Lord Habraxan sapeva molto bene che Acaz e Jezrael non si sarebbero mai fermati di fronte a un nemico, e due contro uno avevano anche buone probabilità di abbatterlo per sempre. Ciò che gli premeva fare, dunque, era mettere al corrente David e la sua amata Teodolinda della vera storia della Mano della Morte, in modo che non potesse più ripetersi, nel mondo che si accingevano a costruire, vicende del genere. Con un po’ di fortuna, l’amata non lo avrebbe mai visto, tenendo per sé un ricordo triste di un uomo leggendario, e non l’avrebbe giudicato per il sanguinario che era.

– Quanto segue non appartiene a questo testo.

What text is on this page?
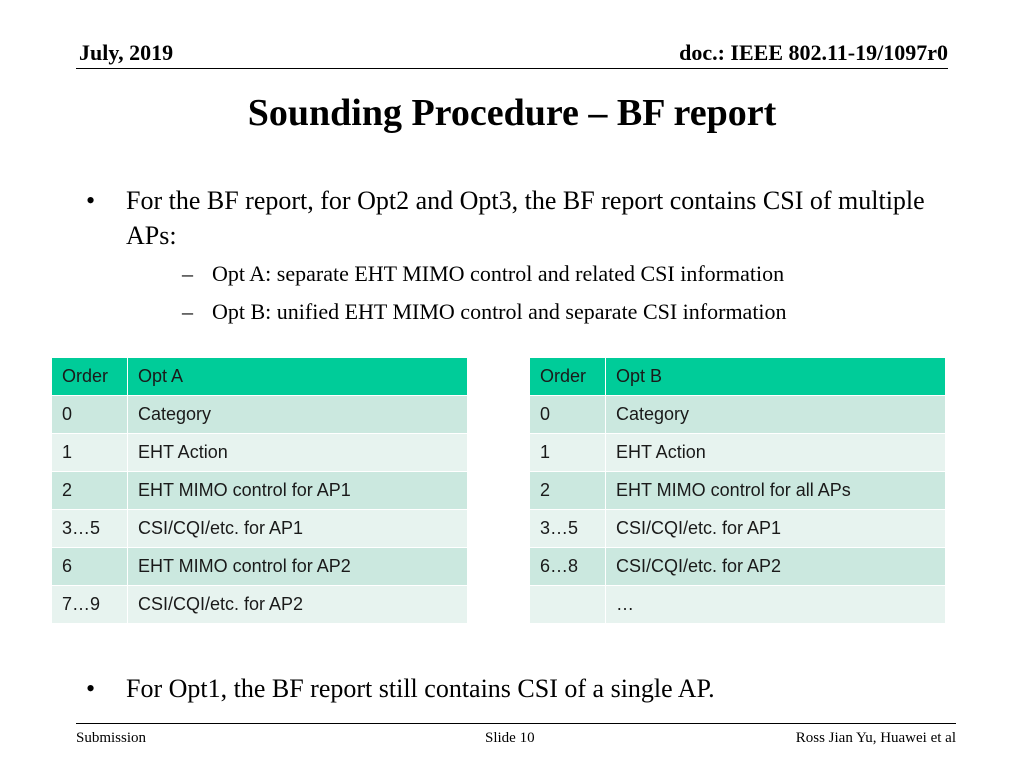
July, 2019	doc.: IEEE 802.11-19/1097r0
Sounding Procedure – BF report
• For the BF report, for Opt2 and Opt3, the BF report contains CSI of multiple APs:
– Opt A: separate EHT MIMO control and related CSI information
– Opt B: unified EHT MIMO control and separate CSI information
Order	Opt A
0	Category
1	EHT Action
2	EHT MIMO control for AP1
3…5	CSI/CQI/etc. for AP1
6	EHT MIMO control for AP2
7…9	CSI/CQI/etc. for AP2
Order	Opt B
0	Category
1	EHT Action
2	EHT MIMO control for all APs
3…5	CSI/CQI/etc. for AP1
6…8	CSI/CQI/etc. for AP2
	…
• For Opt1, the BF report still contains CSI of a single AP.
Submission	Slide 10	Ross Jian Yu, Huawei et al
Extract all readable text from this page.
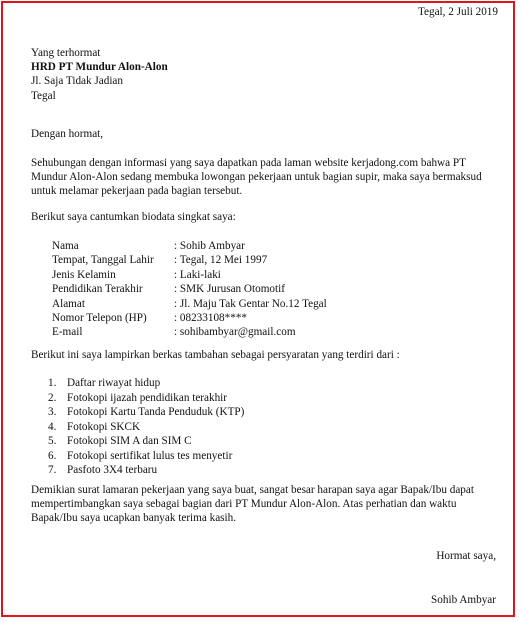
Tegal, 2 Juli 2019
Yang terhormat
HRD PT Mundur Alon-Alon
Jl. Saja Tidak Jadian
Tegal

Dengan hormat,

Sehubungan dengan informasi yang saya dapatkan pada laman website kerjadong.com bahwa PT Mundur Alon-Alon sedang membuka lowongan pekerjaan untuk bagian supir, maka saya bermaksud untuk melamar pekerjaan pada bagian tersebut.

Berikut saya cantumkan biodata singkat saya:

Nama	: Sohib Ambyar
Tempat, Tanggal Lahir	: Tegal, 12 Mei 1997
Jenis Kelamin	: Laki-laki
Pendidikan Terakhir	: SMK Jurusan Otomotif
Alamat	: Jl. Maju Tak Gentar No.12 Tegal
Nomor Telepon (HP)	: 08233108****
E-mail	: sohibambyar@gmail.com

Berikut ini saya lampirkan berkas tambahan sebagai persyaratan yang terdiri dari :

1. Daftar riwayat hidup
2. Fotokopi ijazah pendidikan terakhir
3. Fotokopi Kartu Tanda Penduduk (KTP)
4. Fotokopi SKCK
5. Fotokopi SIM A dan SIM C
6. Fotokopi sertifikat lulus tes menyetir
7. Pasfoto 3X4 terbaru

Demikian surat lamaran pekerjaan yang saya buat, sangat besar harapan saya agar Bapak/Ibu dapat mempertimbangkan saya sebagai bagian dari PT Mundur Alon-Alon. Atas perhatian dan waktu Bapak/Ibu saya ucapkan banyak terima kasih.

Hormat saya,
Sohib Ambyar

“La Mano della Morte è un soprannome” cominciò Lord Habraxan. “Il suo nome è Emmànuel Von Wittenfield. È nato figlio di nobili, discendente di una famiglia antichissima, padrona di uno dei feudi più importanti del regno. Tuttavia, fu l’ultimo di sette figli, quindi nessuno si aspettò niente da lui. Tutti attorno a lui tesero a sottovalutarlo, a denigrarlo, a volte. Emmànuel decise di diventare scudiero e poi cavaliere. Era il periodo delle battaglie nelle isole del nord, quindi ebbe una grande carriera per mare, fino a diventare capitano. Improvvisamente, però, la nave di Emmànuel affondò, proprio negli ultimi giorni della battaglia. Nessuno ebbe più notizie di lui… tutti lo crederono morto. Tutti, tranne me, perché ho trovato un certo libro in un certo posto, che parla proprio di Emmànuel, il quale è giunto in uno strano villaggio, custode di un’antichissima biblioteca, forse la più antica del regno. Nessuno, tuttavia, lo riconobbe come figlio di un nobile ma come persona molto comune. Comune e dalla tanta voglia di sapere, conoscere, aiutato da una solida forza fisica. Adesso dirò una congettura. All’ombra del cipresso, messa in bella mostra, c’è la tomba di una certa Edith. Anche la custode dell’ala più proibita della biblioteca si chiamava Edith, quindi posso solo dire che Emmànuel l’abbia sedotta, convincendola ad aprire molti libri, forse troppi, perché quella biblioteca era quanto di più arcano e proibito si tramandasse. Testi quasi sacri, che sicuramente hanno avuto a che fare col soprannaturale. E più lui la seduceva, più lei apriva libri sempre più segreti. Uno di questi parlava della magia nera, che credevo non la utilizzasse più nessuno. Secondo i principi della magia nera, ciascun uomo può utilizzare suddetta magia, a patto che però se ne venda l’anima.”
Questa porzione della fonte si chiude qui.